Question number three in my quest to properly understand MVC before I implement it:
I have two cases in mind:
The primary application
window needs to launch the
preferences window. (One View
invoking another View.)
The primary Model for an application
needs to access a property
in the preferences Model. (One Model
accessing another Model.)
These questions are related in that they both involve communication across Model-View-Controller triplets, a topic that I haven't found much discussion of in my Googling.
The obvious way to fix this is to wrap everything in a top-level "application" object that handles transactions between Models and allows Controllers to invoke one another's methods. I have seen this implemented, but I'm not convinced its a good idea. I can also see possibilities involving Controllers observing more than one Model and responding to more than one View, but this seems like its going to become very cluttered and difficult to follow.
Suggestions on how best to implement this sort of cross-talk? I feel like its a very obvious question, but I've been unable to find a well-documented solution.
On a broader note, if anyone has a link that shows typical approaches to these sorts of MVC issues, I would love to see it. I haven't had much luck finding solid, non-trivial references. Examples in Python would be lovely, but I'll gladly read anything.
Edit 1:
I see some pretty interesting things being said below and in general no-one seems to have a problem with the approach I've described. It is already almost a lazy form of the FrontController design that Vincent is describing. I certainly don't foresee any problems in implementing that pattern, however, it doesn't seem that anyone has really addressed the question in regards to communication amongst Models. All the answers seem to be addressing communication among objects in a single Model. I'm more interested in maintaining separate Models for separate components of the application, so that I'm not stuffing fifty state properties into a single Model class. Should I be maintaining them as sub-Models instead?

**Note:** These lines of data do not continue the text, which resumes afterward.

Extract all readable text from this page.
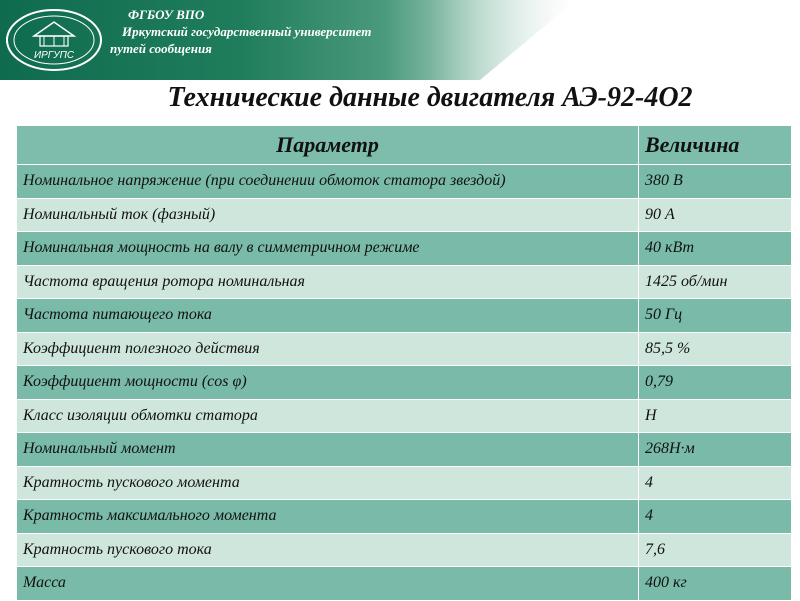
ИРГУПС
ФГБОУ ВПО
Иркутский государственный университет
путей сообщения
Технические данные двигателя АЭ-92-4О2
Параметр	Величина
Номинальное напряжение (при соединении обмоток статора звездой)	380 В
Номинальный ток (фазный)	90 А
Номинальная мощность на валу в симметричном режиме	40 кВт
Частота вращения ротора номинальная	1425 об/мин
Частота питающего тока	50 Гц
Коэффициент полезного действия	85,5 %
Коэффициент мощности (cos φ)	0,79
Класс изоляции обмотки статора	Н
Номинальный момент	268Н·м
Кратность пускового момента	4
Кратность максимального момента	4
Кратность пускового тока	7,6
Масса	400 кг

With respect to (1), views don't invoke other views. They invoke controller actions that may result in other views being rendered. In your case, the primary application window contains a user interface element (button, link) that invokes a controller action to display the preferences window.
With respect to (3), model components certainly could be related to one another. This isn't unexpected nor to be avoided, necessarily. For instance your Customer model may have an associated set of Orders. It would be perfectly natural to access the customer's orders via a method in the Customer class.
You might want to take a look at the MVC page on wikipedia for an overview.
You may want to consider looking up the Front Controller design pattern.
The Front Controller pattern defines a single component that is responsible for processing application requests. A front controller centralizes functions such as view selection, security, and templating, and applies them consistently across all pages or views. Consequently, when the behavior of these functions need to change, only a small part of the application needs to be changed: the controller and its helper classes.
This way all requests from the view goes to the FrontController who then decides which specific action (controller) to invoke. Sometimes, it could forward straight to another view as in your first case.
There is no problem with multiple objects in the model talking to each other. In fact that will be very common. The way I see it, all the objects in the Model act like one component to represent the data and operations on the data.
This article might help. And this one.
Model does not mean a single model object. The model is the subset of the entirety of your domain model which is directly related to the controller actions and the views in question.